VB365 RESTful API / Restore Portal
The RESTful API service and the Restore Portal are tightly coupled as they are within one and the same service. Therefore you cannot separate them onto different machines.
Deploy the RESTful API service onto a dedicated machine instead of on the VB365 Server:
- to offload all the API requests.
- decrease the load on the VB365 Server.
-
increase the performance of the service.
This way, other solutions (e.g. billing and reporting) can be pointed to talk directly and only to the API server, increasing security as unused ports can be closed on either server.
Sizing
| VB365 API/Portal | ||
|---|---|---|
| OS | Windows Server 2019 | |
| CPU | 8 Cores | Minimum. Additional CPU improves backup, restore and search performance. |
| RAM | 16 GB | Minimum. Additional RAM improves backup, restore and search performance. |
| Disk | 50 GB | OS + 500 MB for production installation + additional free space for the configuration database and logs. |
Setup on Service provider side
To set up the Restore Portal we need to create an Azure AD application with the correct permission.
There are two ways of creating this application:
- Automatic, by adding your own service provider M365 tenant to the backup server via the wizard. This will create the Azure AD application and set up the required permissions.
- Manual, by going into Azure AD and manually perform the setup. Please check out this Veeam blog post on how to manually perform the setup.
-
External scripts, by using a collection of scripts to automate the setup and configuration of the Restore Portal.

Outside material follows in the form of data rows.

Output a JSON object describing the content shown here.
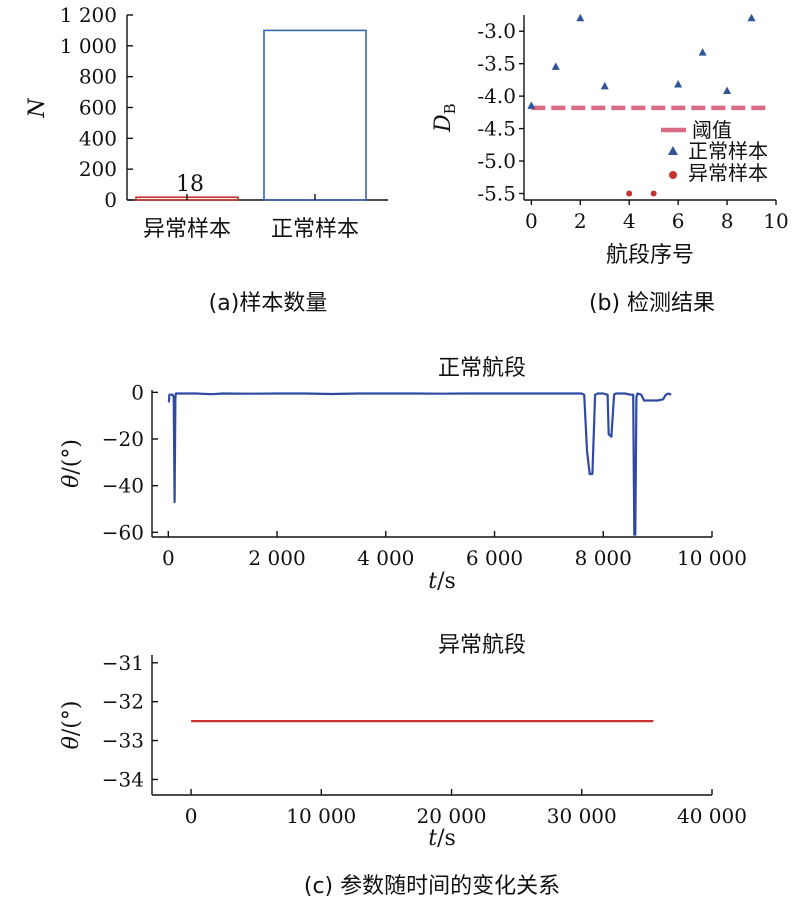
{
  "chart_data": [
    {
      "type": "bar",
      "panel": "a",
      "caption": "(a)样本数量",
      "ylabel": "N",
      "ylim": [
        0,
        1200
      ],
      "yticks": [
        0,
        200,
        400,
        600,
        800,
        "1 000",
        "1 200"
      ],
      "ytick_values": [
        0,
        200,
        400,
        600,
        800,
        1000,
        1200
      ],
      "categories": [
        "异常样本",
        "正常样本"
      ],
      "values": [
        18,
        1100
      ],
      "bar_colors": [
        "#c8322f",
        "#3a64b0"
      ],
      "data_labels": [
        "18",
        ""
      ]
    },
    {
      "type": "scatter",
      "panel": "b",
      "caption": "(b) 检测结果",
      "xlabel": "航段序号",
      "ylabel_main": "D",
      "ylabel_sub": "B",
      "xlim": [
        -0.3,
        10
      ],
      "ylim": [
        -5.6,
        -2.75
      ],
      "xticks": [
        0,
        2,
        4,
        6,
        8,
        10
      ],
      "yticks": [
        "-3.0",
        "-3.5",
        "-4.0",
        "-4.5",
        "-5.0",
        "-5.5"
      ],
      "ytick_values": [
        -3.0,
        -3.5,
        -4.0,
        -4.5,
        -5.0,
        -5.5
      ],
      "threshold": {
        "name": "阈值",
        "value": -4.18,
        "color": "#d96b85"
      },
      "series": [
        {
          "name": "正常样本",
          "marker": "triangle",
          "color": "#2f5597",
          "x": [
            0,
            1,
            2,
            3,
            6,
            7,
            8,
            9
          ],
          "y": [
            -4.15,
            -3.55,
            -2.8,
            -3.85,
            -3.82,
            -3.33,
            -3.92,
            -2.8
          ]
        },
        {
          "name": "异常样本",
          "marker": "circle",
          "color": "#c8322f",
          "x": [
            4,
            5
          ],
          "y": [
            -5.5,
            -5.5
          ]
        }
      ],
      "legend_position": "bottom-right"
    },
    {
      "type": "line",
      "panel": "c-top",
      "title": "正常航段",
      "xlabel_var": "t",
      "xlabel_unit": "/s",
      "ylabel_var": "θ",
      "ylabel_unit": "/(°)",
      "xlim": [
        -300,
        10000
      ],
      "ylim": [
        -62,
        1
      ],
      "xticks": [
        "0",
        "2 000",
        "4 000",
        "6 000",
        "8 000",
        "10 000"
      ],
      "xtick_values": [
        0,
        2000,
        4000,
        6000,
        8000,
        10000
      ],
      "yticks": [
        "0",
        "−20",
        "−40",
        "−60"
      ],
      "ytick_values": [
        0,
        -20,
        -40,
        -60
      ],
      "color": "#2f4aa0",
      "x": [
        0,
        10,
        20,
        60,
        80,
        100,
        115,
        130,
        140,
        160,
        200,
        500,
        800,
        1000,
        1500,
        2000,
        2500,
        3000,
        3500,
        4000,
        4500,
        5000,
        5500,
        6000,
        6500,
        7000,
        7500,
        7600,
        7650,
        7700,
        7750,
        7800,
        7850,
        7900,
        8000,
        8080,
        8100,
        8150,
        8200,
        8230,
        8300,
        8400,
        8500,
        8550,
        8570,
        8590,
        8610,
        8630,
        8700,
        8750,
        8800,
        9000,
        9100,
        9150,
        9200,
        9250
      ],
      "y": [
        -4,
        -4,
        -1,
        -1,
        -1,
        -2,
        -47,
        -2,
        -0.5,
        -0.5,
        -0.5,
        -0.5,
        -0.8,
        -0.5,
        -0.6,
        -0.5,
        -0.5,
        -0.7,
        -0.5,
        -0.5,
        -0.5,
        -0.6,
        -0.5,
        -0.5,
        -0.5,
        -0.5,
        -0.5,
        -0.5,
        -1,
        -25,
        -35,
        -35,
        -1,
        -0.5,
        -0.5,
        -1,
        -18,
        -19,
        -1,
        -0.5,
        -0.5,
        -0.5,
        -1,
        -1,
        -61,
        -61,
        -2,
        -0.5,
        -1,
        -3.5,
        -3.5,
        -3.5,
        -3,
        -1,
        -0.5,
        -1
      ]
    },
    {
      "type": "line",
      "panel": "c-bottom",
      "title": "异常航段",
      "xlabel_var": "t",
      "xlabel_unit": "/s",
      "ylabel_var": "θ",
      "ylabel_unit": "/(°)",
      "xlim": [
        -3000,
        40000
      ],
      "ylim": [
        -34.4,
        -30.8
      ],
      "xticks": [
        "0",
        "10 000",
        "20 000",
        "30 000",
        "40 000"
      ],
      "xtick_values": [
        0,
        10000,
        20000,
        30000,
        40000
      ],
      "yticks": [
        "−31",
        "−32",
        "−33",
        "−34"
      ],
      "ytick_values": [
        -31,
        -32,
        -33,
        -34
      ],
      "color": "#c8322f",
      "x": [
        0,
        35500
      ],
      "y": [
        -32.5,
        -32.5
      ]
    }
  ],
  "caption_c": "(c) 参数随时间的变化关系"
}
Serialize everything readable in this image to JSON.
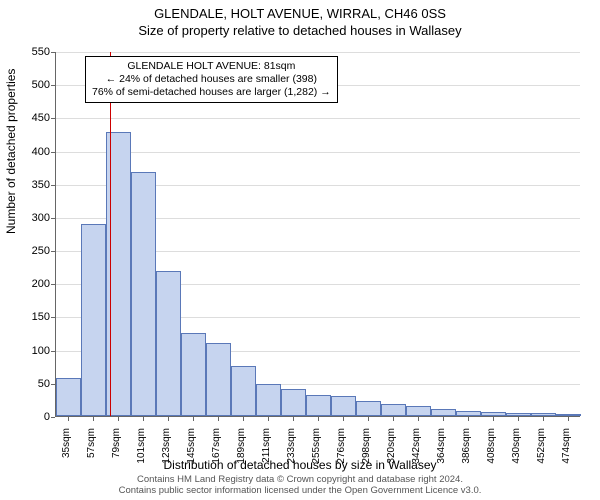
{
  "chart": {
    "type": "histogram",
    "title_main": "GLENDALE, HOLT AVENUE, WIRRAL, CH46 0SS",
    "title_sub": "Size of property relative to detached houses in Wallasey",
    "title_fontsize": 13,
    "y_axis_label": "Number of detached properties",
    "x_axis_label": "Distribution of detached houses by size in Wallasey",
    "axis_label_fontsize": 12,
    "tick_fontsize": 11,
    "ylim": [
      0,
      550
    ],
    "ytick_step": 50,
    "background_color": "#ffffff",
    "grid_color": "#dddddd",
    "bar_fill": "#c6d4ef",
    "bar_border": "#5a78b8",
    "marker_color": "#cc0000",
    "marker_x_bin_index": 2,
    "marker_position_in_bin": 0.15,
    "x_categories": [
      "35sqm",
      "57sqm",
      "79sqm",
      "101sqm",
      "123sqm",
      "145sqm",
      "167sqm",
      "189sqm",
      "211sqm",
      "233sqm",
      "255sqm",
      "276sqm",
      "298sqm",
      "320sqm",
      "342sqm",
      "364sqm",
      "386sqm",
      "408sqm",
      "430sqm",
      "452sqm",
      "474sqm"
    ],
    "bar_values": [
      58,
      290,
      428,
      368,
      218,
      125,
      110,
      75,
      48,
      40,
      32,
      30,
      22,
      18,
      15,
      10,
      8,
      6,
      5,
      4,
      3
    ],
    "annotation": {
      "line1": "GLENDALE HOLT AVENUE: 81sqm",
      "line2": "← 24% of detached houses are smaller (398)",
      "line3": "76% of semi-detached houses are larger (1,282) →"
    },
    "attribution_line1": "Contains HM Land Registry data © Crown copyright and database right 2024.",
    "attribution_line2": "Contains public sector information licensed under the Open Government Licence v3.0."
  }
}
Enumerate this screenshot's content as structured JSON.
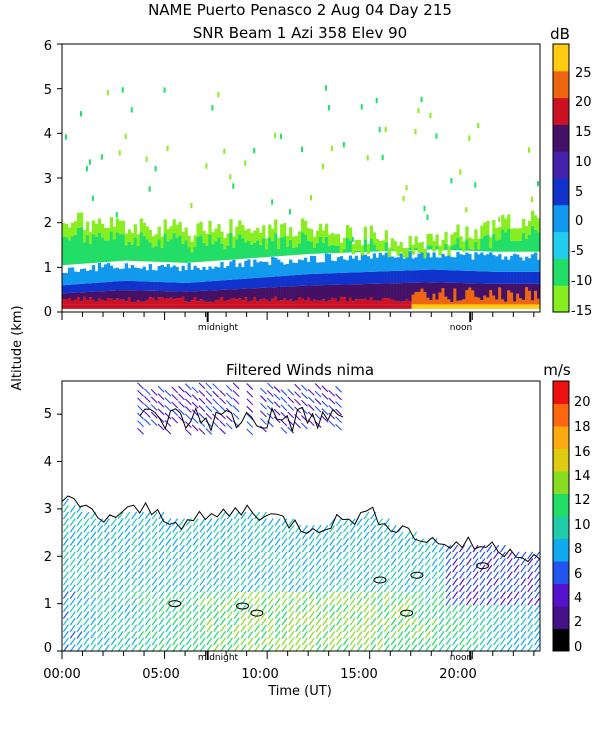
{
  "chart_data": [
    {
      "type": "heatmap",
      "title": "NAME Puerto Penasco    2 Aug 04 Day 215",
      "subtitle": "SNR Beam 1 Azi 358 Elev 90",
      "ylabel": "Altitude (km)",
      "ylim": [
        0,
        6
      ],
      "yticks": [
        "0",
        "1",
        "2",
        "3",
        "4",
        "5",
        "6"
      ],
      "xlim_hours": [
        0,
        23.3
      ],
      "markers": [
        {
          "hour": 7.1,
          "label": "midnight"
        },
        {
          "hour": 19.9,
          "label": "noon"
        }
      ],
      "colorbar": {
        "unit": "dB",
        "min": -15,
        "max": 30,
        "ticks": [
          "25",
          "20",
          "15",
          "10",
          "5",
          "0",
          "-5",
          "-10",
          "-15"
        ],
        "tick_values": [
          25,
          20,
          15,
          10,
          5,
          0,
          -5,
          -10,
          -15
        ],
        "colors": [
          "#88ee22",
          "#22dd66",
          "#22ccee",
          "#1199ee",
          "#1133cc",
          "#4422aa",
          "#441166",
          "#cc1122",
          "#ee6611",
          "#ffcc11"
        ]
      },
      "profile": [
        {
          "hour": 0,
          "low": 0.6,
          "top": 2.0
        },
        {
          "hour": 3,
          "low": 0.7,
          "top": 2.0
        },
        {
          "hour": 6,
          "low": 0.65,
          "top": 1.8
        },
        {
          "hour": 9,
          "low": 0.75,
          "top": 1.9
        },
        {
          "hour": 12,
          "low": 0.85,
          "top": 1.9
        },
        {
          "hour": 15,
          "low": 0.9,
          "top": 1.7
        },
        {
          "hour": 18,
          "low": 0.95,
          "top": 1.6
        },
        {
          "hour": 21,
          "low": 0.9,
          "top": 1.9
        },
        {
          "hour": 23.3,
          "low": 0.9,
          "top": 2.1
        }
      ]
    },
    {
      "type": "heatmap",
      "title": "Filtered Winds nima",
      "xlabel": "Time (UT)",
      "ylim": [
        0,
        5.7
      ],
      "yticks": [
        "0",
        "1",
        "2",
        "3",
        "4",
        "5"
      ],
      "xlim_hours": [
        0,
        23.3
      ],
      "xticks": [
        "00:00",
        "05:00",
        "10:00",
        "15:00",
        "20:00"
      ],
      "xtick_hours": [
        0,
        5,
        10,
        15,
        20
      ],
      "markers": [
        {
          "hour": 7.1,
          "label": "midnight"
        },
        {
          "hour": 19.9,
          "label": "noon"
        }
      ],
      "colorbar": {
        "unit": "m/s",
        "min": 0,
        "max": 22,
        "ticks": [
          "20",
          "18",
          "16",
          "14",
          "12",
          "10",
          "8",
          "6",
          "4",
          "2",
          "0"
        ],
        "tick_values": [
          20,
          18,
          16,
          14,
          12,
          10,
          8,
          6,
          4,
          2,
          0
        ],
        "colors": [
          "#000000",
          "#441188",
          "#5511cc",
          "#2255ee",
          "#11aaee",
          "#22ccaa",
          "#22dd66",
          "#88dd22",
          "#ddcc11",
          "#ffaa11",
          "#ff6611",
          "#ee1111"
        ]
      },
      "profile": [
        {
          "hour": 0,
          "top": 3.2
        },
        {
          "hour": 2,
          "top": 2.8
        },
        {
          "hour": 4,
          "top": 3.0
        },
        {
          "hour": 6,
          "top": 2.7
        },
        {
          "hour": 9,
          "top": 3.0
        },
        {
          "hour": 12,
          "top": 2.6
        },
        {
          "hour": 15,
          "top": 2.9
        },
        {
          "hour": 18,
          "top": 2.3
        },
        {
          "hour": 21,
          "top": 2.2
        },
        {
          "hour": 23.3,
          "top": 2.0
        }
      ],
      "upper_band": {
        "hour_start": 3.8,
        "hour_end": 13.7,
        "bottom": 4.6,
        "top": 5.6
      }
    }
  ]
}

Examples of such scripts are available on our VeeamHub.
Please always carefully inspect each of the scripts and carefully test in a non-production environment.
Take note of the Application ID created for the Restore Portal in the Service Provider’s Azure AD as it is needed to set up each tenant’s organisation. There are two ways of retrieving the Application ID:
-
via Azure AD -> Enterprise applications
-
via VB365 Server -> Options -> Restore Portal
Setup on Tenant side
Once the Restore Portal is set up, tenants can be given access to perform restore operations. However, before any tenant can do this, each tenant is required to add the Restore Portal Enterprise Application to their Azure AD.
-
Run the New-AzureADServicePrincipal PowerShell cmdlet to make the Restore Portal’s Application ID show up in the list of Integrated Applications in the Admin Portal of your tenant’s organisation. Use the tenant admin credentials.
Install-Module AzureAD
$Credential = Get-Credential
Connect-AzureAD -Credential $Credential
New-AzureADServicePrincipal -AppId “00000000-0000-0000-0000-000000000000” -
Go to the Azure portal and sign in to the tenant organisation.
-
Go to Azure Active Directory -> Enterprise applications -> Overview
-
Enter the Application ID from step 1 into the search your tenant field.
Once it shows up, click on it.
-
Go to the Permissions tab. Click on the blue bar Grant admin consent for ….
At this moment, tenant users can log on to the Restore Portal and browse their backup data for restore.
Restore Operator role
In some cases, the tenant can prefer to delegate restore operations on behalf of users or groups to Restore Operators, such as:
- IT administrator at the client
- Service Desk at the service provider
It is important to know that the restore operator can never access any of the data. They can only perform restore to the original location and for the scope they have access to.
To enable the Restore Operator role:
-
Tick the required checkbox on the Authentication tab in the general Options.
-
Add the restore operator(s) and configure the scope.